La cucina resta un ambiente fortemente gerarchico e questa struttura ha storicamente favorito distorsioni nei rapporti di potere. “Sicuramente il fatto che fosse un ambiente molto gerarchico ha favorito abusi, questo è indubbio”, afferma Pavan. “Però è qualcosa che è successo anche in molti altri luoghi di lavoro”.
Il punto, quindi, non è tanto eliminare la gerarchia, quanto ripensarla: un processo che lei stessa ha attraversato nel suo percorso. “Anche ho dovuto mettere in discussione molte cose che avevo interiorizzato – racconta – Ho frequentato una scuola di cucina in anni in cui si urlava, si piangeva, si subivano maltrattamenti. Ho visto situazioni che oggi sarebbero inaccettabili”. Al Venissa, questo si traduce in un equilibrio ancora in evoluzione: “Nel fine dining mantengo una struttura con il sous chef e le brigate, mentre nell’osteria il lavoro è più fluido”.
Cambiare il lavoro, non negarne la complessità
Nel suo ristorante, Pavan ha introdotto cambiamenti concreti, a partire dall’organizzazione dei turni. “Tutte le persone che lavorano con noi hanno due giorni e mezzo liberi.
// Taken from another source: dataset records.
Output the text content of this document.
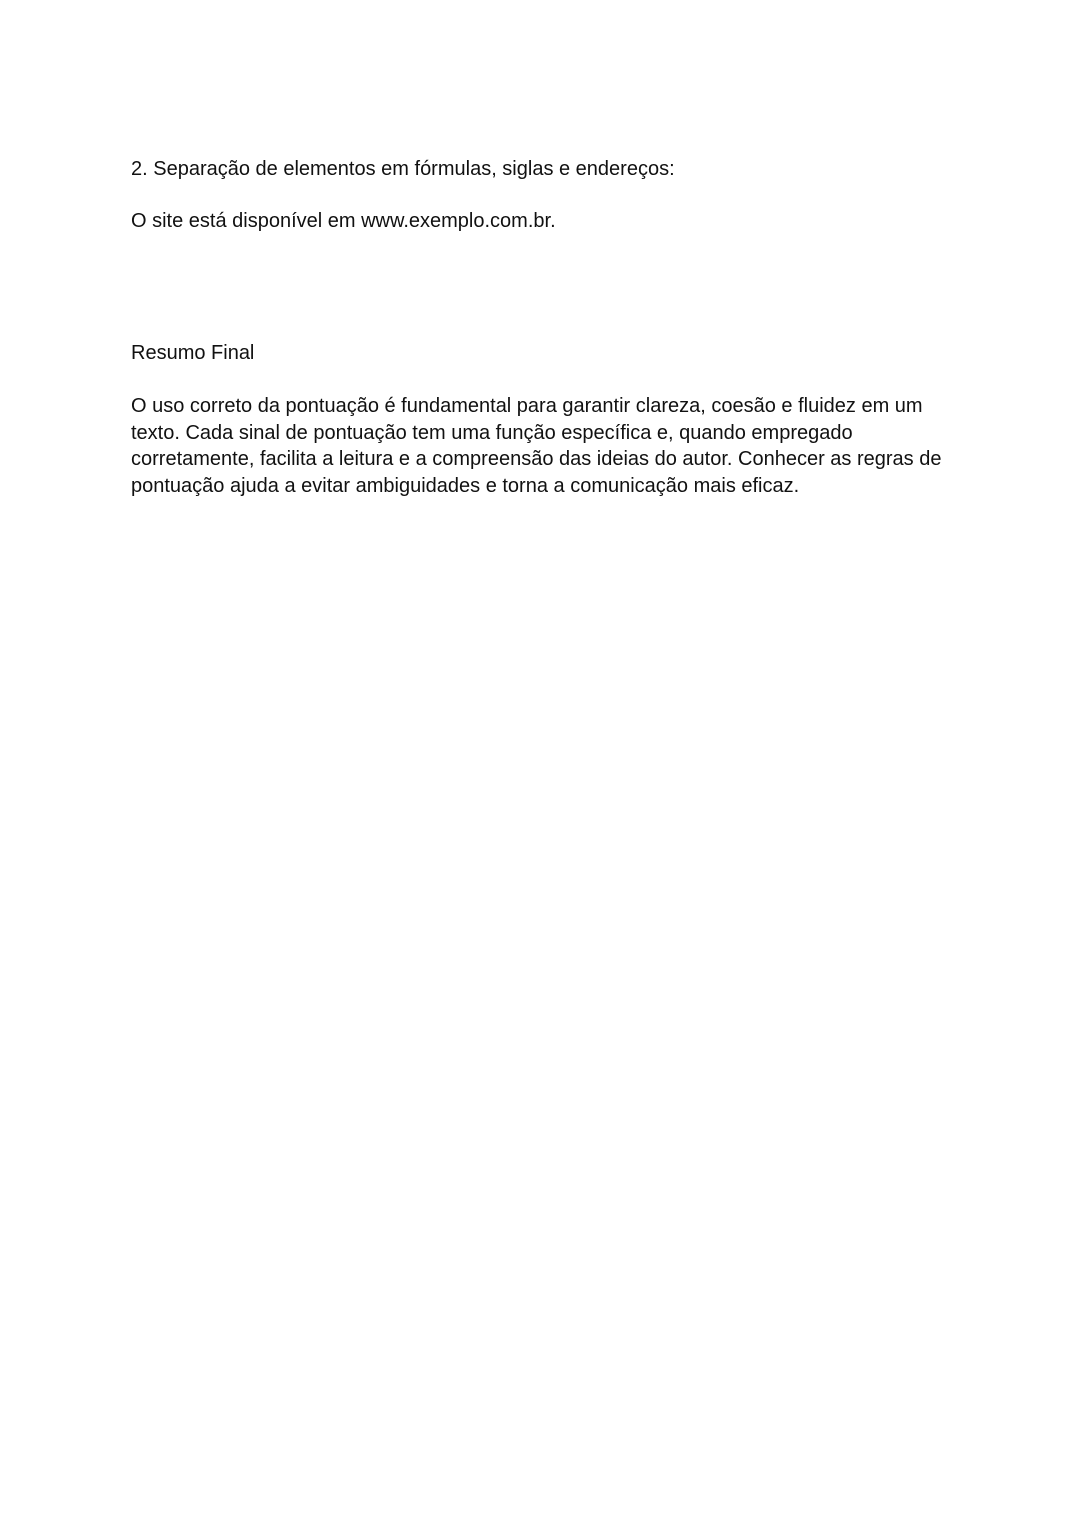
2. Separação de elementos em fórmulas, siglas e endereços:

O site está disponível em www.exemplo.com.br.

Resumo Final

O uso correto da pontuação é fundamental para garantir clareza, coesão e fluidez em um
texto. Cada sinal de pontuação tem uma função específica e, quando empregado
corretamente, facilita a leitura e a compreensão das ideias do autor. Conhecer as regras de
pontuação ajuda a evitar ambiguidades e torna a comunicação mais eficaz.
Io, quando ho iniziato, ne avevo uno solo, quindi ho lottato come una tigre affinché tutti potessero averne di più”.
Ma non c’è retorica: “I problemi legati ai fattori strutturali spesso non permettono di rendere l’alta cucina un lavoro completamente sostenibile: resta comunque un lavoro complesso”. È una posizione lucida, che evita semplificazioni: migliorare le condizioni non significa negare la natura del lavoro, ma trovare un equilibrio possibile.
Alla fine, la domanda resta aperta: siamo di fronte a un cambiamento reale o a una fase di maggiore esposizione? “Secondo me siamo davanti a un cambiamento reale – risponde Pavan- Le nuove generazioni non sono più disposte a vivere come abbiamo vissuto noi e hanno un atteggiamento diverso nei confronti della vita”.
Ma perché questo cambiamento si consolidi, serve qualcosa di più: “Bisognerà prendere seriamente in considerazione, da un punto di vista politico, una diversificazione del settore e una discussione aperta di categoria”.
Il mito del sacrificio non è ancora scomparso: ma, per la prima volta, non è più dato per scontato. E questo, nel mondo della cucina, è già un cambiamento radicale.